Whiskey Row isn’t Louisville’s only collection of venues for Utility Expo attendees to enjoy themselves during off hours. There are several spaces in the city where attendees can find multiple restaurants to choose from close together, including:
- The Village Market in Paristown (712 Brent St.) is Louisville’s newest eatery, with four local restaurants and a large bar in a single space. A casual eatery with indoor and outdoor seating, guests can find burgers, pizza, Filipino food, and even donuts on offer.
- “Restaurant Row” on Bardstown Rd. in The Highlands Neighborhood is an area with casual pubs and sushi bars mixed in with breakfast places and chef-forward bistros built for foodies. Restaurant Row has a little bit of everything for utility pros looking for what Louisville has to offer.
- Louisville’s Logan Street Market (1001 Logan St.) is a public market-style venue featuring food, shopping and event space. Food and drink span everything from grits to sushi to coffee to crepes. Upstairs, find local artisans offering gifts, jewelry, custom-embroidered clothing, candles and more.
More to Experience
If you’re more of an experiential traveler, there are plenty of unique experiences to have in Louisville, including:
- On Wednesday, September 27, show attendees should head to the Utility Rocks street party at 4th Street Live with live music from The Crashers.
- The Louisville Ghost Tours are a great after-hours experience based on David Domine’s book True Ghost Stories and Eerie Legends from America’s Most Haunted Neighborhood. A nightly guide leads this tour to learn about the paranormal hotspots of “America’s Most Haunted Neighborhood,” complete with gas lamps and hidden walking courts.
- For utility pros that want to stay in Louisville an extra day and really enjoy a good scare, Waverly Hills Sanatorium offers nighttime tours on Friday, Saturday, and Sunday. A host will guide visitors through all five haunted floors, including a look down the infamous “body chute.”
- For those looking for something more relaxing than terrifying, Louisville’s Waterfront Park, including the “Big Four” and “Swing Park,” is a fun spot along the city’s Ohio River banks with plenty of activities, or just a quiet space to have a coffee in the morning before heading to the show.
- For attendees and exhibitors that would like a team experience after hours, The Thirsty Pedaler is a pedal bar-crawler that stops at bars around downtown Louisville. They do both public tours and private parties and can take patrons to some of Louisville’s best establishments.
“Louisville is beyond excited for The Utility Expo’s return this fall and know attendees will truly enjoy the city’s iconic attractions, vibrant culinary scene and lively neighborhoods alongside Bourbon City’s new ‘spirited’ entertainment options throughout historic Main Street,” said Cleo Battle, president and CEO of Louisville Tourism. “We are truly honored for the opportunity to host one of the top five largest tradeshows in the U.S. and appreciate the partnership we’ve formed with one of the city’s longest standing shows. We can’t wait to welcome everyone back for The Utility Expo!”

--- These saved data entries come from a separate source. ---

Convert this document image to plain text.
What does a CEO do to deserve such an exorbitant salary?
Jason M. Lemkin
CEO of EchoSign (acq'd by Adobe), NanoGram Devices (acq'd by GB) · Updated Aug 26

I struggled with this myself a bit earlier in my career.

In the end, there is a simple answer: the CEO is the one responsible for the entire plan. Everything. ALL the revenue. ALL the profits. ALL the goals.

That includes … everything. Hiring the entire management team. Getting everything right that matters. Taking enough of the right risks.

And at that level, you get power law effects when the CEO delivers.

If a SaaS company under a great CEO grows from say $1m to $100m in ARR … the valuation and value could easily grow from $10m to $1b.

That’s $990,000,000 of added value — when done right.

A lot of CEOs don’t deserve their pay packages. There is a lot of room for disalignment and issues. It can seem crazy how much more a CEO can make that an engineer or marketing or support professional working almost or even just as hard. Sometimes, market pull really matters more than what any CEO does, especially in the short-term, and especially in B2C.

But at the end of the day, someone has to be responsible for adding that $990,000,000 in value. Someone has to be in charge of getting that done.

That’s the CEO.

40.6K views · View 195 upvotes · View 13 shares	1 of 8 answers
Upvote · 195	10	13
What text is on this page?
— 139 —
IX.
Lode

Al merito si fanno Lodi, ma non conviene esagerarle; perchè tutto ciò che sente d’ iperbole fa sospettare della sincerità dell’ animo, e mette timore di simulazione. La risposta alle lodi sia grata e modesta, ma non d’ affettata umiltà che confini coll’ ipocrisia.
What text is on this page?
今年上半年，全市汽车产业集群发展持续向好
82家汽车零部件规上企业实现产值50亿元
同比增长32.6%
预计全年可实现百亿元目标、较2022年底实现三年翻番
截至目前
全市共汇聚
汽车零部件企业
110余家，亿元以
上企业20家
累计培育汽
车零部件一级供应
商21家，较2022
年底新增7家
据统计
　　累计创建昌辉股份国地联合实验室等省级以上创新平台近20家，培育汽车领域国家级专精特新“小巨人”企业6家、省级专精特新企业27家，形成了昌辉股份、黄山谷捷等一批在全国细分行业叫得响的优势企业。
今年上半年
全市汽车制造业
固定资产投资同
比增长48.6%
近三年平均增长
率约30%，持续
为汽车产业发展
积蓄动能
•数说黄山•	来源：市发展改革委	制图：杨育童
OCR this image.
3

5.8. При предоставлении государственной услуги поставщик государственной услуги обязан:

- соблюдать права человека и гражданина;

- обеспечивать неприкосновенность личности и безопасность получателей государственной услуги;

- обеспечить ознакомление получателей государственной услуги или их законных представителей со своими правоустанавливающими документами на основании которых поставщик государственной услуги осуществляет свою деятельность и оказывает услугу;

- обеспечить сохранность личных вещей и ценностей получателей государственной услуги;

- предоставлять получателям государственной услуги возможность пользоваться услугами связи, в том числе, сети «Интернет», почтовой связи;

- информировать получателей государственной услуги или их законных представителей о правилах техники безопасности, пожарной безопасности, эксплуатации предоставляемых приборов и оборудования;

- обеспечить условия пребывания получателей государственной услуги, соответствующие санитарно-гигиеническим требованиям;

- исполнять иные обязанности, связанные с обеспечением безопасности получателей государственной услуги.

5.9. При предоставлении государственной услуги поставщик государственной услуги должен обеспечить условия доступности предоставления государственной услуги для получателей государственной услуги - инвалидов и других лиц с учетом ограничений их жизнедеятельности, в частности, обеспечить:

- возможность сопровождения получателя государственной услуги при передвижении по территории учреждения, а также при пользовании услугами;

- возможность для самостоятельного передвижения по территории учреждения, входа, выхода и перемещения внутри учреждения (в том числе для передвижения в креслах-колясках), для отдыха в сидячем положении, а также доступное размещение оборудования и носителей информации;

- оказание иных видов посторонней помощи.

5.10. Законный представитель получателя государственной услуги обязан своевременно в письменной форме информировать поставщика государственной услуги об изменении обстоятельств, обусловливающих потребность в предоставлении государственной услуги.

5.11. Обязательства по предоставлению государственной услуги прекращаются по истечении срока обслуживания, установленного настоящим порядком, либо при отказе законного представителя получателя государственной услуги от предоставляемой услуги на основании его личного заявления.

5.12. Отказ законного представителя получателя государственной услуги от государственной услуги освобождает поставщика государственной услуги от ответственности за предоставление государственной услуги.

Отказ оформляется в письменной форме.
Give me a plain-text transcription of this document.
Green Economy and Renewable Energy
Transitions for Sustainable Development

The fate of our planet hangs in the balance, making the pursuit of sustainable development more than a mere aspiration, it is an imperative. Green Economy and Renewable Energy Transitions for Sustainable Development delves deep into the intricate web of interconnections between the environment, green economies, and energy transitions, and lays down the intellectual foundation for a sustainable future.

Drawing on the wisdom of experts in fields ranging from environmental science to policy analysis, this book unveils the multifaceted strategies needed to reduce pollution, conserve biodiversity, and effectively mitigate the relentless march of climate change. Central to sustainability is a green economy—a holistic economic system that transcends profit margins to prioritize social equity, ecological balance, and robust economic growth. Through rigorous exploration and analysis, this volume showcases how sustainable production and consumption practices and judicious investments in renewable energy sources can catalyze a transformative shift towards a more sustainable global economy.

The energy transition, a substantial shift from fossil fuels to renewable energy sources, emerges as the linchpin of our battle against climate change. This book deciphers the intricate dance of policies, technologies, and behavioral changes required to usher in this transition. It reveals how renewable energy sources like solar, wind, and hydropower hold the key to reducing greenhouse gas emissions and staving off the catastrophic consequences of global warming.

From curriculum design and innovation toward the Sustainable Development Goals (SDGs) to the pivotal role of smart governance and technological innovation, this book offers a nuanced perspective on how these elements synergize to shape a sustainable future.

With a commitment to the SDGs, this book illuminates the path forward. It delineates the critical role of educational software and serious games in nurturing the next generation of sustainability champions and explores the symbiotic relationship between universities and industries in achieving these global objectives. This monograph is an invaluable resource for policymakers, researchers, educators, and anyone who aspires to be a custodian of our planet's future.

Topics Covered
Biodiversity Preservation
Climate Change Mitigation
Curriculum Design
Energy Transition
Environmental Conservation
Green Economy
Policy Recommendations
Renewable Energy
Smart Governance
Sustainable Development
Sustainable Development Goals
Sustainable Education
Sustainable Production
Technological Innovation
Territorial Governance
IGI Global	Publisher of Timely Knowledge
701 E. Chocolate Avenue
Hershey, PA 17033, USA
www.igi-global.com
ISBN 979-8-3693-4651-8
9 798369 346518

Utility infrastructure professionals can save twenty percent on their badge by using the code NEWS20 during the registration process until September 25.
About The Utility Expo
The Utility Expo is the largest event for utility professionals and construction contractors seeking comprehensive insights into the latest industry technologies, innovations and trends. The biennial trade show, known for equipment test drives and interactive product demonstrations, takes place in Louisville, Ky. The next event will be September 26-28, 2023.
About the Association of Equipment Manufacturers (AEM)
AEM is the North America-based international trade group representing off-road equipment manufacturers and suppliers with more than 1,000 companies and more than 200 product lines in the agriculture and construction-related industry sectors worldwide. The equipment manufacturing industry in the United States supports 2.3 million jobs and contributes roughly $316 billion to the economy every year.